"Some overly righteous and pompous snowflake will still get offended"
It's self-aware!
"actually, many other languages are SO gendered, the endings of many words are extremely dependent on genders."
And others have no grammatical gender, which is what he was saying. And others have three, or four, or six.
Grammatical gender is really just about classes of nouns. It happens that a lot of languages, especially Indo-European ones, have two and male and female are in different ones, which makes that an easy way to distinguish them (and is in fact the source of our using the word "gender" outside of the linguistic context in the first place). You don't have to look that far even in the Indo European languages to see that grammatical gender isn't a direct correspondence to what we think of as gender.

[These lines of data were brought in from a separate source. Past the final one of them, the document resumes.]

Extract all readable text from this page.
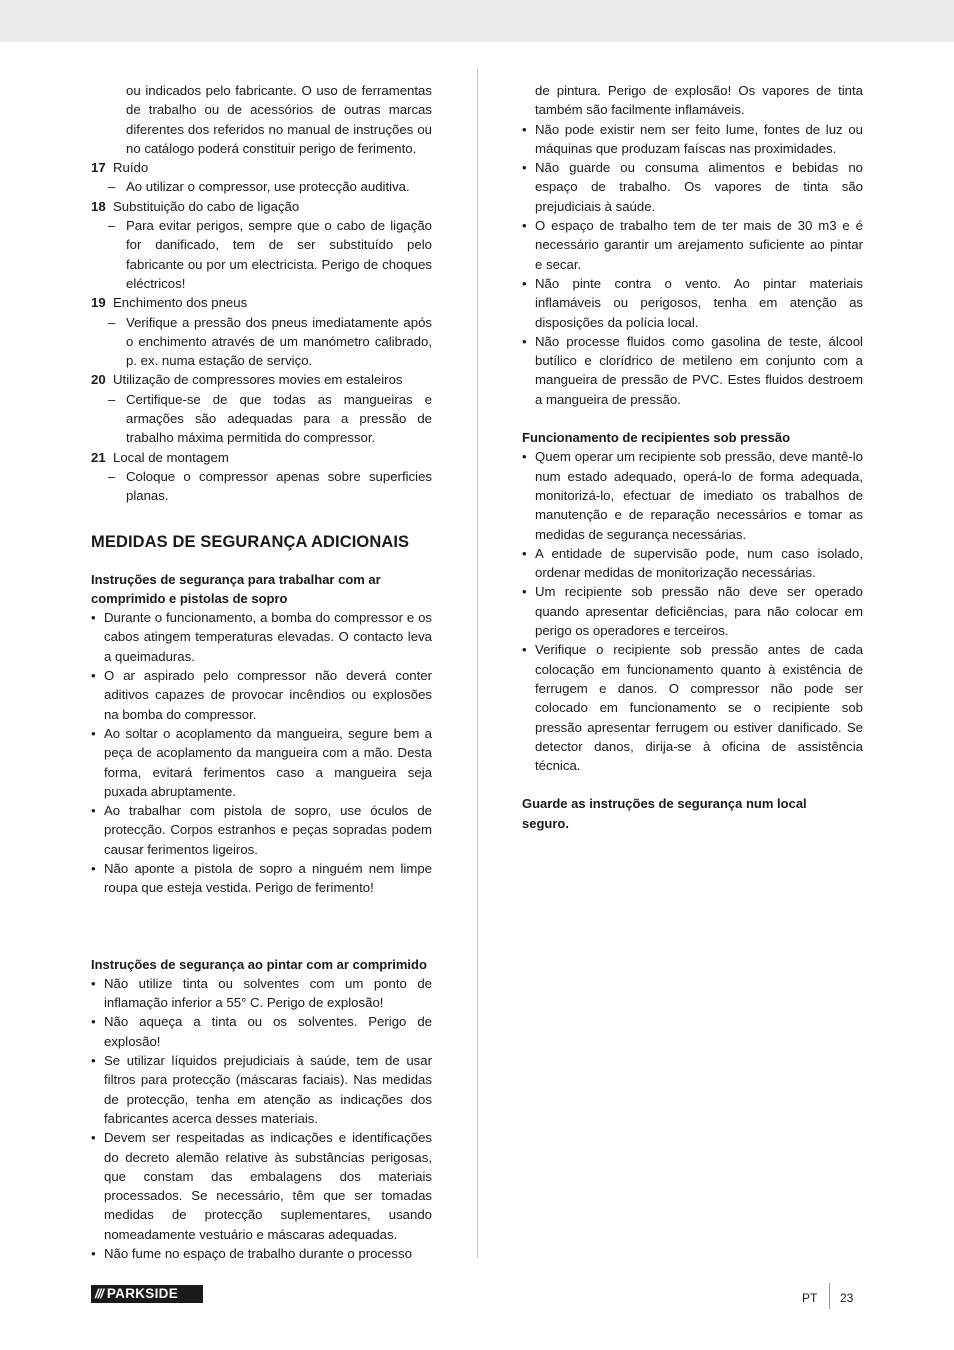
ou indicados pelo fabricante. O uso de ferramentas de trabalho ou de acessórios de outras marcas diferentes dos referidos no manual de instruções ou no catálogo poderá constituir perigo de ferimento.
17 Ruído
– Ao utilizar o compressor, use protecção auditiva.
18 Substituição do cabo de ligação
– Para evitar perigos, sempre que o cabo de ligação for danificado, tem de ser substituído pelo fabricante ou por um electricista. Perigo de choques eléctricos!
19 Enchimento dos pneus
– Verifique a pressão dos pneus imediatamente após o enchimento através de um manómetro calibrado, p. ex. numa estação de serviço.
20 Utilização de compressores movies em estaleiros
– Certifique-se de que todas as mangueiras e armações são adequadas para a pressão de trabalho máxima permitida do compressor.
21 Local de montagem
– Coloque o compressor apenas sobre superficies planas.
MEDIDAS DE SEGURANÇA ADICIONAIS
Instruções de segurança para trabalhar com ar comprimido e pistolas de sopro
• Durante o funcionamento, a bomba do compressor e os cabos atingem temperaturas elevadas. O contacto leva a queimaduras.
• O ar aspirado pelo compressor não deverá conter aditivos capazes de provocar incêndios ou explosões na bomba do compressor.
• Ao soltar o acoplamento da mangueira, segure bem a peça de acoplamento da mangueira com a mão. Desta forma, evitará ferimentos caso a mangueira seja puxada abruptamente.
• Ao trabalhar com pistola de sopro, use óculos de protecção. Corpos estranhos e peças sopradas podem causar ferimentos ligeiros.
• Não aponte a pistola de sopro a ninguém nem limpe roupa que esteja vestida. Perigo de ferimento!
Instruções de segurança ao pintar com ar comprimido
• Não utilize tinta ou solventes com um ponto de inflamação inferior a 55° C. Perigo de explosão!
• Não aqueça a tinta ou os solventes. Perigo de explosão!
• Se utilizar líquidos prejudiciais à saúde, tem de usar filtros para protecção (máscaras faciais). Nas medidas de protecção, tenha em atenção as indicações dos fabricantes acerca desses materiais.
• Devem ser respeitadas as indicações e identificações do decreto alemão relative às substâncias perigosas, que constam das embalagens dos materiais processados. Se necessário, têm que ser tomadas medidas de protecção suplementares, usando nomeadamente vestuário e máscaras adequadas.
• Não fume no espaço de trabalho durante o processo
de pintura. Perigo de explosão! Os vapores de tinta também são facilmente inflamáveis.
• Não pode existir nem ser feito lume, fontes de luz ou máquinas que produzam faíscas nas proximidades.
• Não guarde ou consuma alimentos e bebidas no espaço de trabalho. Os vapores de tinta são prejudiciais à saúde.
• O espaço de trabalho tem de ter mais de 30 m3 e é necessário garantir um arejamento suficiente ao pintar e secar.
• Não pinte contra o vento. Ao pintar materiais inflamáveis ou perigosos, tenha em atenção as disposições da polícia local.
• Não processe fluidos como gasolina de teste, álcool butílico e clorídrico de metileno em conjunto com a mangueira de pressão de PVC. Estes fluidos destroem a mangueira de pressão.
Funcionamento de recipientes sob pressão
• Quem operar um recipiente sob pressão, deve mantê-lo num estado adequado, operá-lo de forma adequada, monitorizá-lo, efectuar de imediato os trabalhos de manutenção e de reparação necessários e tomar as medidas de segurança necessárias.
• A entidade de supervisão pode, num caso isolado, ordenar medidas de monitorização necessárias.
• Um recipiente sob pressão não deve ser operado quando apresentar deficiências, para não colocar em perigo os operadores e terceiros.
• Verifique o recipiente sob pressão antes de cada colocação em funcionamento quanto à existência de ferrugem e danos. O compressor não pode ser colocado em funcionamento se o recipiente sob pressão apresentar ferrugem ou estiver danificado. Se detector danos, dirija-se à oficina de assistência técnica.
Guarde as instruções de segurança num local seguro.
/// PARKSIDE	PT 23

Young girl (Madchen) is neuter in German. Most (all?) Romance languages have the genders "backwards". The existence of neuter itself throws a wrench in things. Latin has two ways of classifying nouns, one of which has simply been named declension for clarity. I could go on. Outside of Indo European, you find several languages whose genders are "animate" and "inanimate", and others with many more that don't have any real semantic meaning.
As for the issue at hand, I don't think there's much point in trying to force linguistic change. Just look at the joke that is L'Academie Francaise. You could try to make it happen, and it may be nobly motivated, but it won't work. There are a couple Germanic languages that have kept a neuter gender while losing the masculine/feminine distinction, which suggests to me that it could happen naturally (though I'm not sure if they've kept gendered pronouns and occasional words while losing grammatical gender in the way we have). I think it's pretty easy to just call someone by their preferred pronouns and leave it at that, even if it doesn't sound particularly natural to you. If that's a real issue for you, it's probably because you're uncomfortable with the idea more than the language.